Hallo
ich will eine Sammlung an Musikdateien (hauptsächlich MP3 Dateien) von einer SD Karte auf die Festplatte Sichern.
Nun denkt man sich ja, das ist kein Drama, Karte in den Computer, auswählen, kopieren, und läuft. Naja Anfangs zumindest. Nach einiger Zeit bricht der Computer dann ab: „Fehler beim Zusammenführen der Datei“.

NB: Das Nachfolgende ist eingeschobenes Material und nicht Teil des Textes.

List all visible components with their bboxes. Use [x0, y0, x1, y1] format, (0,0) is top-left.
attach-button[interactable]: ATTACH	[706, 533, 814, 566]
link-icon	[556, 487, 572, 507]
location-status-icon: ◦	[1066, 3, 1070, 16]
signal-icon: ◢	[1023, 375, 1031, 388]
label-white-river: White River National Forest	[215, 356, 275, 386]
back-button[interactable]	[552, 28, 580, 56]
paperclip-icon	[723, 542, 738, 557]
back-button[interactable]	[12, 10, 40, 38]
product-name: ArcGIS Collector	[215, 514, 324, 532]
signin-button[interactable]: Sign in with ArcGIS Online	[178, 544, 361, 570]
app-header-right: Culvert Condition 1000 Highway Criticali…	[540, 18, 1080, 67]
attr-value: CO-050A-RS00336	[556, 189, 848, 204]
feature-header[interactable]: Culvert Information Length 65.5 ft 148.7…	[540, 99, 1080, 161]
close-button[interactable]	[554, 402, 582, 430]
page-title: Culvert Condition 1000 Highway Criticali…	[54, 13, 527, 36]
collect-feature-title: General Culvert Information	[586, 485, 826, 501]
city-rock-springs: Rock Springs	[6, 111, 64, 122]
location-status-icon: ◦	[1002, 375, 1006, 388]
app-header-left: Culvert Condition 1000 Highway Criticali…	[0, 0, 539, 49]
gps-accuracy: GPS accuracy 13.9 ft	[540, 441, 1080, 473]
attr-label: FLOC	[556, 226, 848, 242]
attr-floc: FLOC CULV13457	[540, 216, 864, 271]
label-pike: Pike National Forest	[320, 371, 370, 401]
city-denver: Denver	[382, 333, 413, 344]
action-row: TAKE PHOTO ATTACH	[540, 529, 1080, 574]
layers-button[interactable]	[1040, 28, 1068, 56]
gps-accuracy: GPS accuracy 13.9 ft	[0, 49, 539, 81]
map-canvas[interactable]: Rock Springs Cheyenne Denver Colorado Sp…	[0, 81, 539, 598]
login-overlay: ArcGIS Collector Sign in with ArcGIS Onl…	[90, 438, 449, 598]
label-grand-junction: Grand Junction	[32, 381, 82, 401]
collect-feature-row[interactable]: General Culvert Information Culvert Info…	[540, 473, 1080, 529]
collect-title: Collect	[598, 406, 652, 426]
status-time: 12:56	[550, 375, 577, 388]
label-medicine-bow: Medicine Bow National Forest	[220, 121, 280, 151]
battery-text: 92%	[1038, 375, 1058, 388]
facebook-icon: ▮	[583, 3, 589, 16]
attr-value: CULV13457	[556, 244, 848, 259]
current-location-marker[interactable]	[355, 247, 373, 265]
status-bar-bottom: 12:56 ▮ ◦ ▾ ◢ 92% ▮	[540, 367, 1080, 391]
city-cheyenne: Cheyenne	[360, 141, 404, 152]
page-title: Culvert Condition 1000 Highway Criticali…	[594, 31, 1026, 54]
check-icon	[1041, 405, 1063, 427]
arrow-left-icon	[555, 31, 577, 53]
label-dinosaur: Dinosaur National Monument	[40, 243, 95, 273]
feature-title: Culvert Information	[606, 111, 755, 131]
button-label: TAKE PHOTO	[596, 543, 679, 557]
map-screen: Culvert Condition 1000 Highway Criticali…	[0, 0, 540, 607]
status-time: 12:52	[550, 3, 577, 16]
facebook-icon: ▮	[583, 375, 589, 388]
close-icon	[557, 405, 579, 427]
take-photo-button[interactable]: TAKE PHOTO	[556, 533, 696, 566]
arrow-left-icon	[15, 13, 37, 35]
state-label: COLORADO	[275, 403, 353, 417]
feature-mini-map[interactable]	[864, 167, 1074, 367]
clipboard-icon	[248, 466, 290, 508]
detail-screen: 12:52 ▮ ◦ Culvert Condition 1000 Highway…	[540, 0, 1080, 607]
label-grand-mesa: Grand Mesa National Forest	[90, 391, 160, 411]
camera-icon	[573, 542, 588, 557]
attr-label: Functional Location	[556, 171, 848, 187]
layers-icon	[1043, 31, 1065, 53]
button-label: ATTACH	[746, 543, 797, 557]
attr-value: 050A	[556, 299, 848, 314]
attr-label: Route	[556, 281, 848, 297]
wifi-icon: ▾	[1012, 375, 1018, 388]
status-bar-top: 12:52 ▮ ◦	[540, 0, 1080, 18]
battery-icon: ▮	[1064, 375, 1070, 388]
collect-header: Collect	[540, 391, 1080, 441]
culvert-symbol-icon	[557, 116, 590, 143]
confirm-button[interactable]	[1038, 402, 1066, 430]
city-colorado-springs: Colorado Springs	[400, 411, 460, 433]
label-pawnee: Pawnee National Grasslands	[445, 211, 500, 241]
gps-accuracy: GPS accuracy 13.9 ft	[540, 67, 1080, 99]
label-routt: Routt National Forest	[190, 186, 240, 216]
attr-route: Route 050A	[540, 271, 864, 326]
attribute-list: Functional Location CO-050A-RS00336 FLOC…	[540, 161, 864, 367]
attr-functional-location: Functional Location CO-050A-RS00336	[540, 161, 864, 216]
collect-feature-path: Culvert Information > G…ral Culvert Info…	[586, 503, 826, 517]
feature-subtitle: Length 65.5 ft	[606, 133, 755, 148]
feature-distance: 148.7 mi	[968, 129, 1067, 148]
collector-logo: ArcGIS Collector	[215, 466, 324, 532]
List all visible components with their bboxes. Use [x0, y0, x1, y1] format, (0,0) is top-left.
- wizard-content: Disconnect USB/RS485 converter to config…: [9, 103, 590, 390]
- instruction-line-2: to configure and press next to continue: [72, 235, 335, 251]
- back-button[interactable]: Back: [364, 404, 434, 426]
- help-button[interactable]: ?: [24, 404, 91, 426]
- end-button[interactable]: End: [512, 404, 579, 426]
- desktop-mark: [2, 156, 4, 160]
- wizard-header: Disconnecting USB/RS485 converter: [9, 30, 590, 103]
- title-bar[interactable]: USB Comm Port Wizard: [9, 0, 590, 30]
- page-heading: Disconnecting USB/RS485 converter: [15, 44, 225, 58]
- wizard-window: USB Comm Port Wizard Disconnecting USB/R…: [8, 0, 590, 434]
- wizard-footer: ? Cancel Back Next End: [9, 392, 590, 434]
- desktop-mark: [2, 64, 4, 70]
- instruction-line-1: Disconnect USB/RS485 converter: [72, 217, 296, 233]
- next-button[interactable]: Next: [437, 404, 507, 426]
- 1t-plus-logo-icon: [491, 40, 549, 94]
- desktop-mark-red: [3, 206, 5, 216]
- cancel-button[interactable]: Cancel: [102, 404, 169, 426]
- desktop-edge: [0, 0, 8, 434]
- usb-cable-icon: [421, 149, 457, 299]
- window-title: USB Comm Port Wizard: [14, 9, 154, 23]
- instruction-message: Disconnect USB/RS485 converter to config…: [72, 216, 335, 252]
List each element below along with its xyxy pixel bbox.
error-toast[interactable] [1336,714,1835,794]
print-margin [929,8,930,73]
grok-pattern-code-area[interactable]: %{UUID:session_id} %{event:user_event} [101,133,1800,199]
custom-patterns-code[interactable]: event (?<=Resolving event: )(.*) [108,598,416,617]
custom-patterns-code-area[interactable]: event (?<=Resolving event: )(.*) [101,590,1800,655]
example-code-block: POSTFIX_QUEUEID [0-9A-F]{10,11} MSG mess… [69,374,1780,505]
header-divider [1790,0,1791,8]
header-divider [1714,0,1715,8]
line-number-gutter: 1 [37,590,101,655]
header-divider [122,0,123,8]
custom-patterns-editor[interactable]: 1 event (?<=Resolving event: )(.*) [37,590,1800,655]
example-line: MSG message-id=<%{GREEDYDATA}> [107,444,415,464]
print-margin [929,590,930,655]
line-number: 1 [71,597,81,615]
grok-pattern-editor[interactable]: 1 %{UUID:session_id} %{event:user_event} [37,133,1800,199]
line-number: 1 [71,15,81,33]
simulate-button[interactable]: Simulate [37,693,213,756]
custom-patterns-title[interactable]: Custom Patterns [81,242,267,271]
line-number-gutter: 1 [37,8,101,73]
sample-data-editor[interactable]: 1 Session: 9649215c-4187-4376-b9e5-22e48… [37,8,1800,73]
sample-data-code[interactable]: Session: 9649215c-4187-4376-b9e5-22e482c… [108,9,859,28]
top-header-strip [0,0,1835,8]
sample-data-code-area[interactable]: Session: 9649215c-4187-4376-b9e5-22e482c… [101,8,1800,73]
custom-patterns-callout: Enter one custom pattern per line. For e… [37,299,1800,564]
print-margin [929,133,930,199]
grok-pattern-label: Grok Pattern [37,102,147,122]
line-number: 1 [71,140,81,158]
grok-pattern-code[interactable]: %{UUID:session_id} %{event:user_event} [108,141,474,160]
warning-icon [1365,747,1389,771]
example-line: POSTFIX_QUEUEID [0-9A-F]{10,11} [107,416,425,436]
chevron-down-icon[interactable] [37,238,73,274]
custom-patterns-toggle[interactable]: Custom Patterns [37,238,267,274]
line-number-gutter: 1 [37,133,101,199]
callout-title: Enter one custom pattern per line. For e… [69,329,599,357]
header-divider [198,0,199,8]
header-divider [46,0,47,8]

Hmm, möglicherweise ist da irgendwo ein Stack Overflow. Machen wir es dem Cumputer komfortabler und kopieren das ganze Ordnerweise. Damit nicht so viele Dateien auf einmal auftauchen. Nützt aber nichts, eine Weile geht es gut, und dann kommt wieder die gleiche Fehlermeldung.
Hat jemand eine Idee, wie ich die Daten möglichst verlustfrei kopieren kann? Ohne dass es ständig zu Fehlern kommt?
Danke schonmal.
Linux Mint 22.3 - Xfce 64-bit
zusammen sollen 28102 Elemente (26776 Dateien, 1326 Ordner) kopiert werden
Gute Frage. Bei 28000 Dateien in vielen Ordnern wird das schwer das festzustellen. Gibt es da einen Trick? Aber insgesamt würde ich das eher als Unwahrscheinlich ansehen. Hab mal nach den größten mit spontan bekannten Dateien geschaut, die größte war bei 229MB. also weit von GB entfernt.
Ja das wundert mich auch. Was mir aufgefallen ist, daß die genannte Datei dann auf der Kopie deutlich kleiner ist als die Quelldatei. Ich denke es ist wohl gemeint, daß die Bytes da einzeln kopiert und dann wieder auf dem Ziellaufwerk zusammengebastelt werden, und das irgendwie schief läuft.
Nachschlag: Midnight Commander konnte ich nicht finden, aber Gnome Commander, damit läuft die Kopie gerade. Mal sehen, ob das klappt, oder wieder abbricht. Aktuell sind 3% erledigt Das kann dauern.
Filelght ist ein Programm zum darstellen der Datei Größen bzw. Belegung. Hilft auch um mal zu sehen womit sich z.B. so eine HDD beschäftigt.
Lass Gnome Commander mal machen und wir sehen dann was geht.
Einer der Vorteile von rsync ist, dass, wenn es nach einem Abbruch neu gestartet wird, nur die noch nicht bzw. noch nicht vollständig übertragenen Dateien kopiert werden.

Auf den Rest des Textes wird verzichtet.